The hotel sector is one of the worst hit by the pandemic due to travel bans and restrictions imposed globally. But while occupancy rates have dwindled to record lows, hotel operators still have a number of options to optimize their spaces and services.

“Colliers believes that hotel operators should be more agile given the anemic demand brought about by the pandemic and the global economic crunch. In our opinion, some hotel operators should consider other leasing models and repurpose their facilities into co-living facilities and flexible workspaces. These schemes, however, should comply with the government-mandated physical distancing measures,” Colliers said in its latest report.
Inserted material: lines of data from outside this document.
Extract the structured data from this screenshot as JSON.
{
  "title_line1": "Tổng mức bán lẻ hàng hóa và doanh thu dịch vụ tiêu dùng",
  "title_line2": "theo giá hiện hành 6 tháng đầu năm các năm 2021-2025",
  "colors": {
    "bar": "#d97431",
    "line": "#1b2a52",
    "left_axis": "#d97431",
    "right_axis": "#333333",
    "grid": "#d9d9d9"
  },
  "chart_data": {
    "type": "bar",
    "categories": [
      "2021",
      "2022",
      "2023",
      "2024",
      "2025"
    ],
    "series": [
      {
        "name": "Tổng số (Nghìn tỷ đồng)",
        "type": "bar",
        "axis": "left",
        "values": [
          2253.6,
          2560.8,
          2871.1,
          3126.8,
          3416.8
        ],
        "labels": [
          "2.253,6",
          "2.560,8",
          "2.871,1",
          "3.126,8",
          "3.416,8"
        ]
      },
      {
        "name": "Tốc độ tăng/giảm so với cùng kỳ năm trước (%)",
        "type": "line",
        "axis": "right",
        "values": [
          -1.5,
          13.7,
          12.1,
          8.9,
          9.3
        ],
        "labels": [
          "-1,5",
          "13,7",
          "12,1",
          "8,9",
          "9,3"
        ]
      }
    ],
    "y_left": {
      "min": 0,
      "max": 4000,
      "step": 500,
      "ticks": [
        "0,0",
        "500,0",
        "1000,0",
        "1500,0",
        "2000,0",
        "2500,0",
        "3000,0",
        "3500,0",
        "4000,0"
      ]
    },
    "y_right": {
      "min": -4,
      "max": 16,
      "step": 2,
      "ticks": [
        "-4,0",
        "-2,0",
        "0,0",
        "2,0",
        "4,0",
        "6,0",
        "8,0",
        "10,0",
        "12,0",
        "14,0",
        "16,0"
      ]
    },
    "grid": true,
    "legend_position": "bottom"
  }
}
Some of the biggest hotel operators in the country have in fact started to pivot to co-living and flexible workspace, while opening up their dining outlets for deliveries of both prepared dishes and food kits, which would allow buyers to cook hotel food in the comfort of their homes.

REIT timing

The commencement of the REIT market in the country was said to be well-timed and a much-needed development, according to JLL Philippines. REIT refers to a company that owns and manages income-generating assets or real estate like apartments, offices, malls, warehouses, and hotels.

“We believe REITs are one of the country’s future bright spots and will play an important role in jumpstarting the economy from the adverse effects of the pandemic and will promote growth in the real estate sector. This will provide a cheap funding source for developers, raising fresh capital for finance future projects, which in turn will ramp up construction activities and employment,” said Janlo de los Reyes, JLL Philippines head of research and consultancy.

So while the short-term prospects for Philippine REITs may be weighed down by weaker than expected economic and real estate performance, JLL said the medium- to long-term outlook suggests a huge potential to transform the real estate landscape.

Mixed use communities

Never has the concept of townships, estates or integrated communities been as important as they are today as the recent pandemic highlighted the need for accessibility and proximity to essential shops, key institutions and other establishments. The rising demand for this concept is by all means a low hanging fruit for developers who have been creating such projects even prior to the COVID-19 outbreak.

“Colliers recommends that developers highlight projects that are within integrated communities. In our opinion, the pandemic has further emphasized the need to be in an integrated community where unit owners can easily access essential goods and services. We encourage developers to highlight the integrated features of their residential projects as this is likely to be among the major considerations of unit owners post-lockdown and COVID-19 pandemic. Developers should continue to highlight the sanitation and property management procedures implemented within their projects,” Colliers explained.